Data Journalist Agent: Transforming Data into Verifiable Multimodal Stories

Paper · arXiv 2606.11176 · Published June 9, 2026
Co-Writing and Collaboration

Data tells stories that shape society, and the data journalist’s job is to turn raw information into a story that non-expert audiences can understand and trust through to the end. A high-quality news feature routinely takes a newsroom team weeks, including hunting for context, running statistics, choosing an angle, and designing visuals. Recent agents are capable at individual steps: automated data-science agents close the analysis loop, while design agents can synthesize beautiful websites. But can an agent serve as a data journalist end to end? We introduce Data Journalist Agent (Data2Story), a multi-agent framework that orchestrates specialised roles into a single virtual newsroom. Data2Story highlights two innovations over prior approaches. (i) Claims are evidence-grounded and verifiable.
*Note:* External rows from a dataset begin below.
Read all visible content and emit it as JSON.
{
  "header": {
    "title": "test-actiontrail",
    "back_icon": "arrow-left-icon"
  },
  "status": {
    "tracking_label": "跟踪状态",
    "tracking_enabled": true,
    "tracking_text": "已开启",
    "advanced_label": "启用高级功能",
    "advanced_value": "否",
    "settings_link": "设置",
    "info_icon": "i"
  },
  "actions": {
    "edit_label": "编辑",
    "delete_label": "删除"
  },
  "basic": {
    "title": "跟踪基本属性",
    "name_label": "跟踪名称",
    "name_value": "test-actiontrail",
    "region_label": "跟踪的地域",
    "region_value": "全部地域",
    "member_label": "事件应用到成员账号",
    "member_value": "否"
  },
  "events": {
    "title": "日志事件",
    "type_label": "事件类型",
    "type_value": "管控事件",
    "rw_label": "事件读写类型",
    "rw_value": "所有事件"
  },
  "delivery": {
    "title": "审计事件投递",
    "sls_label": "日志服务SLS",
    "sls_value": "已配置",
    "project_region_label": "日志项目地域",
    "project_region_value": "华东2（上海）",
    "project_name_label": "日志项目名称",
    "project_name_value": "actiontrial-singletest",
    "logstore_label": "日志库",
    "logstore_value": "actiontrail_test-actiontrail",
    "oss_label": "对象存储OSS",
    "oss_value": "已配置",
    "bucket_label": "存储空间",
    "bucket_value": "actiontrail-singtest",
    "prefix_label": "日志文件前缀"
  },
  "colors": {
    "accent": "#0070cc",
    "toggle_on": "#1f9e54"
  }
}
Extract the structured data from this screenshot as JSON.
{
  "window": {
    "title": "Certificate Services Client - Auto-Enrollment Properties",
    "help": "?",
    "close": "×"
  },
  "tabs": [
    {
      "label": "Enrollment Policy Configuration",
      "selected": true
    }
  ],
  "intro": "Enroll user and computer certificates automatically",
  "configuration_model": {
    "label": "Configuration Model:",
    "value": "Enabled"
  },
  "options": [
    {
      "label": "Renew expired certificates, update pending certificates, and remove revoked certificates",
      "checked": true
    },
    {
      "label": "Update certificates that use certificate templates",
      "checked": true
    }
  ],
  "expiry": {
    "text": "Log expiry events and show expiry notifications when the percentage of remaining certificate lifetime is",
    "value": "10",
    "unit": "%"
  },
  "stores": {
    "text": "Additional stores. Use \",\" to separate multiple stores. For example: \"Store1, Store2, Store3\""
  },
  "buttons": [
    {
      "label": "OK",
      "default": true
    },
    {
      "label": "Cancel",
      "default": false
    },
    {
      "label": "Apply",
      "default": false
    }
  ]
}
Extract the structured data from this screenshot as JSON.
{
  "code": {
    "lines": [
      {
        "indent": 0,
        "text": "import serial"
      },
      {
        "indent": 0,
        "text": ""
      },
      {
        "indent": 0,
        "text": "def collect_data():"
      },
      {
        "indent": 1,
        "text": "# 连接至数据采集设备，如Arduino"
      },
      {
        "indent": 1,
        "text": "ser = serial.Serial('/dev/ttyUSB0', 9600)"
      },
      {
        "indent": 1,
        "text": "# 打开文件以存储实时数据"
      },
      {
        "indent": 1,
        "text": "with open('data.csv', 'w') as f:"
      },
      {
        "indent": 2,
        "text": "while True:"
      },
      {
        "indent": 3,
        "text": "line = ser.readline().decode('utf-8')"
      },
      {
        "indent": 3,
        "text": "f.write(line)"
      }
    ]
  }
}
We introduce an “Inspector”, which links the intermediate results produced by individual roles to their sources so that the numbers, angles, and assets are grounded in data, code, or a reference (e.g., an external URL). (ii) Articles are multimodally generative.

Introduction. Data journalists turn raw data into stories like “How has the way pop singers use their voice changed across generations?” that everyday readers can follow, helping the public understand what lies behind the data – yet a small newsroom team can spend weeks on a single high-quality article. Recent agents are individually capable at each of these steps: automated data-science agents [1, 2, 3, 4] can profile a dataset, run the right statistics, and return defensible results with reproducible code. Visualization agents [5, 6, 7, 8] generate visual artifacts (such as websites) from a language instruction. But can agents serve as journalists end to end, taking raw data all the way to a story readers actually want to finish and can trust? However, building such an end to end agentic journalist system is non-trivial. Behind each finished article is a long process: gathering background, running careful statistics, choosing an angle, designing assets, building an appealing page, and several rounds of editing.

Discussion / Conclusion. We introduced Data Journalist Agent, a multi-agent framework that orchestrates specialised roles into a single virtual newsroom for end-to-end data journalism. Data2Story contributes two properties absent from prior approaches: an evidence-traceable Inspector that binds each number, quote, and asset to a specific code line or reference, and multimodal generative storytelling in which the agent reasons about audience needs before deploying sub-agents and tools that fit both the data and the reader. Across 18 samples paired with expert references, Data2Story receives favourable ratings from 53 human participants and from computer-use agent judges on both rubric dimensions and side-by-side preference, with the Inspector specifically improving data and method transparency. We position Data Journalist Agent as a collaborator for human journalists: (i) agent-generated articles can augment the newsroom workflow by contributing creative multimodal assets and an auditability dimension that is rarely formalised.